Lawn of native grasses beats traditional lawn for lushness, weed resistance

Apr 21, 2011
The octagonal beds at the Wildflower Center where the characteristics of common Bermudagrass were compared to Buffalograss and a mixture of up to seven native grass species. Each octagon includes all the grass combinations, with different octagons used to replicate mowing or other conditions the grasses were exposed to. Credit: The Lady Bird Johnson Widlflower Center at The University of Texas at Austin.

A lawn of regionally native grasses would take less resources to maintain while providing as lush a carpet as a common turfgrass used in the South, according to a study by ecologists at The University of Texas at Austin's Lady Bird Johnson Wildflower Center.

"We created a lawn that needs less mowing and keeps out better than a common American lawn option," said Dr. Mark Simmons, director of the center's Ecosystem Design Group, noting that this new approach could have a huge impact on pocketbooks and the environment.

Simmons led the study comparing common Bermudagrass to seven native grasses that will be published online this week in the journal Ecological Engineering.

Commercial and residential lawns cover about 40 million acres – more American landscape than any traditional agricultural crop. But keeping that looking good takes more time, effort and money than it could and carries an environmental price tag.

U.S. lawn maintenance annually consumes about 800 million gallons of gasoline, $5.2 billion of fossil-fuel derived fertilizers and $700 million in pesticides. Up to two thirds of the drinking water consumed in municipalities goes to watering lawns.

"Most lawns use a single grass species, which requires inputs to maintain," Simmons said. "The goal was to develop a more ecologically stable, natural alternative for lawns that are so important to many Europeans and Americans."

Simmons knew that the species co-existing in natural grasslands can thrive without human intervention from living and studying in southern England near where Jane Austen once lived, and in the grasslands of South Africa. To test whether a mixture of grasses provides a good lawn, Simmons and colleagues Michelle Bertelsen, Dr.
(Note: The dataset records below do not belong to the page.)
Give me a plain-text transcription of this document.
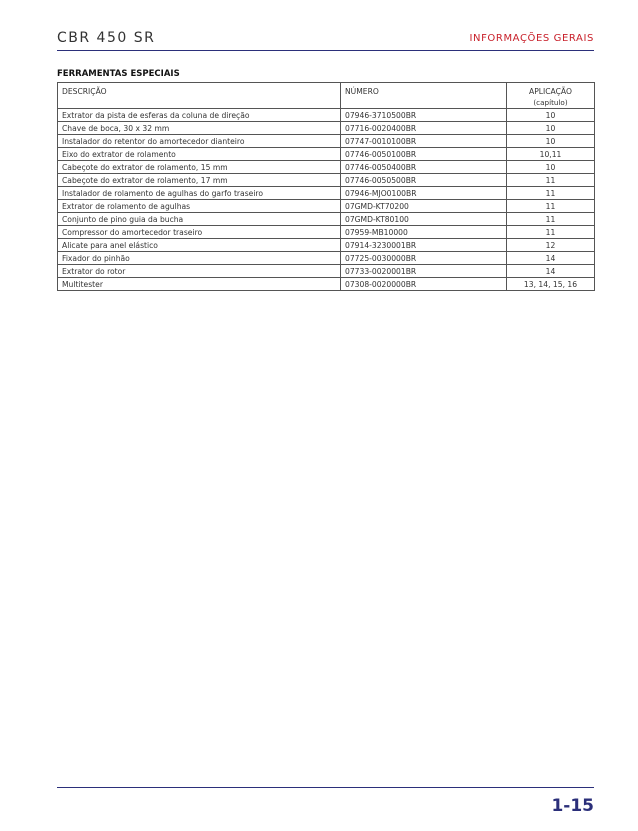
CBR 450 SR	INFORMAÇÕES GERAIS
FERRAMENTAS ESPECIAIS
DESCRIÇÃO	NÚMERO	APLICAÇÃO
(capítulo)

Extrator da pista de esferas da coluna de direção	07946-3710500BR	10
Chave de boca, 30 x 32 mm	07716-0020400BR	10
Instalador do retentor do amortecedor dianteiro	07747-0010100BR	10
Eixo do extrator de rolamento	07746-0050100BR	10,11
Cabeçote do extrator de rolamento, 15 mm	07746-0050400BR	10
Cabeçote do extrator de rolamento, 17 mm	07746-0050500BR	11
Instalador de rolamento de agulhas do garfo traseiro	07946-MJO0100BR	11
Extrator de rolamento de agulhas	07GMD-KT70200	11
Conjunto de pino guia da bucha	07GMD-KT80100	11
Compressor do amortecedor traseiro	07959-MB10000	11
Alicate para anel elástico	07914-3230001BR	12
Fixador do pinhão	07725-0030000BR	14
Extrator do rotor	07733-0020001BR	14
Multitester	07308-0020000BR	13, 14, 15, 16
1-15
Steve Windhager and Holly Zafian used funding from Walmart to establish multiple plots of grasses in an open field at the center.

Co-author Bertelsen is an ecologist at the Wildflower Center. Windhager previously directed landscape restoration research at the center and is now chief executive officer of the Santa Barbara Botanic Garden. Zafian was a center research assistant and is now a graduate student at Texas State University – San Marcos.
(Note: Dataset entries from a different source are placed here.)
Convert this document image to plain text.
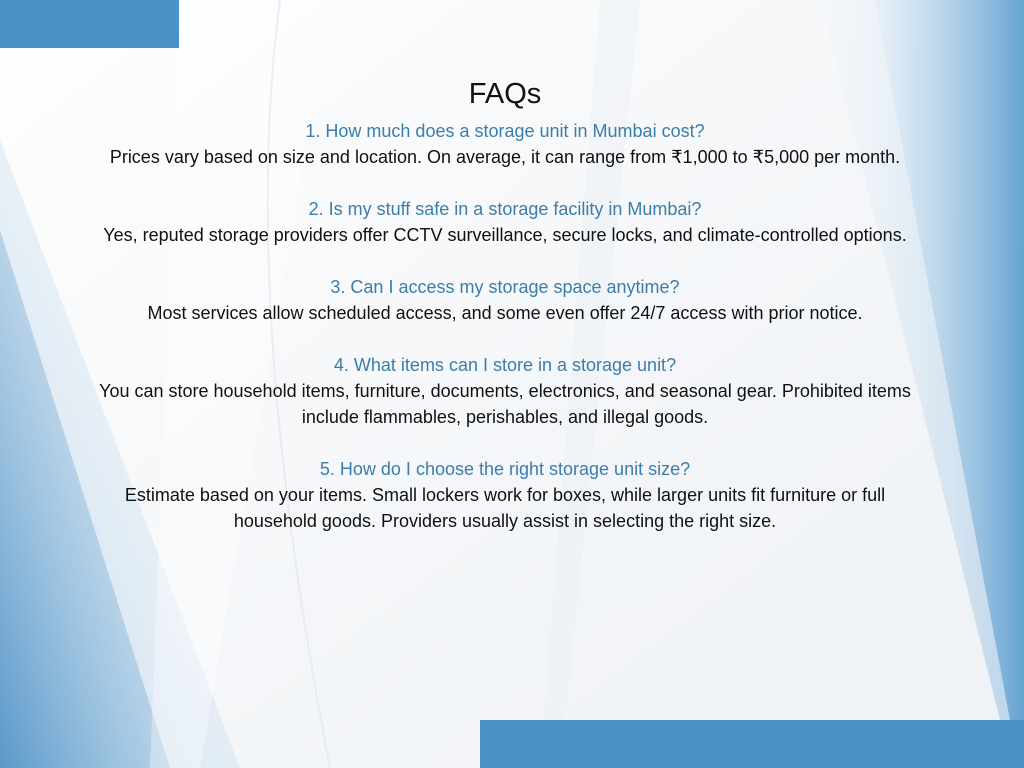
FAQs

1. How much does a storage unit in Mumbai cost?

Prices vary based on size and location. On average, it can range from ₹1,000 to ₹5,000 per month.

2. Is my stuff safe in a storage facility in Mumbai?

Yes, reputed storage providers offer CCTV surveillance, secure locks, and climate-controlled options.

3. Can I access my storage space anytime?

Most services allow scheduled access, and some even offer 24/7 access with prior notice.

4. What items can I store in a storage unit?

You can store household items, furniture, documents, electronics, and seasonal gear. Prohibited items include flammables, perishables, and illegal goods.

5. How do I choose the right storage unit size?

Estimate based on your items. Small lockers work for boxes, while larger units fit furniture or full household goods. Providers usually assist in selecting the right size.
For the study, plots of non-native Bermudagrass were established from commercially available seeds alongside plots of Buffalograss in various combinations with other native, short grass species. In 2009, the researchers applied different mowing and other regimes to the two-year-old turf plots.

The traditional turfgrass and the native grasses responded the same to mowing once or twice a month, to two watering regimens and to the equivalent of foot traffic. However, the turf of seven native grasses produced a carpet that was 30 percent thicker in early spring than the Bermuda turf. As temperatures climbed into mid-summer and all the lawns thinned, the mixed native turfgrass still stayed 20 percent thicker than Bermuda.

"If we had mowed more frequently, the Bermudagrass might have become denser because of the way it grows," Simmons said, "but the point was to find something that took less work to maintain than Bermuda and other traditional turfgrasses."

Although Buffalograss also retained its lushness into summer, the mixed native turfgrass beat both single species (monoculture) turfgrasses in weed resistance. When dandelion seeds were added by hand, those plots grew half as many dandelions as the Buffalograss or Bermudagrass plots.

To see if the mixed native turfgrass would also outperform the others under conditions such as very light watering, he and his colleagues will conduct the next research phase later this year. The answer under some conditions will likely be a yes because the multiple species in natural grasslands are thought to allow them to respond better to different conditions over time.

How soon American lawns benefit from the findings depends partly on whether native grasses become more commercially available. The native grass combination that will likely work best will also vary with location, Simmons noted.

"This is just the first step to showing that having multiple grass species, basically creating a stable ecosystem that is a lawn, may have advantages for some turfgrass applications," Simmons said. "But we need to apply the findings to different settings to move away from solely having lawns that rely on us for life support."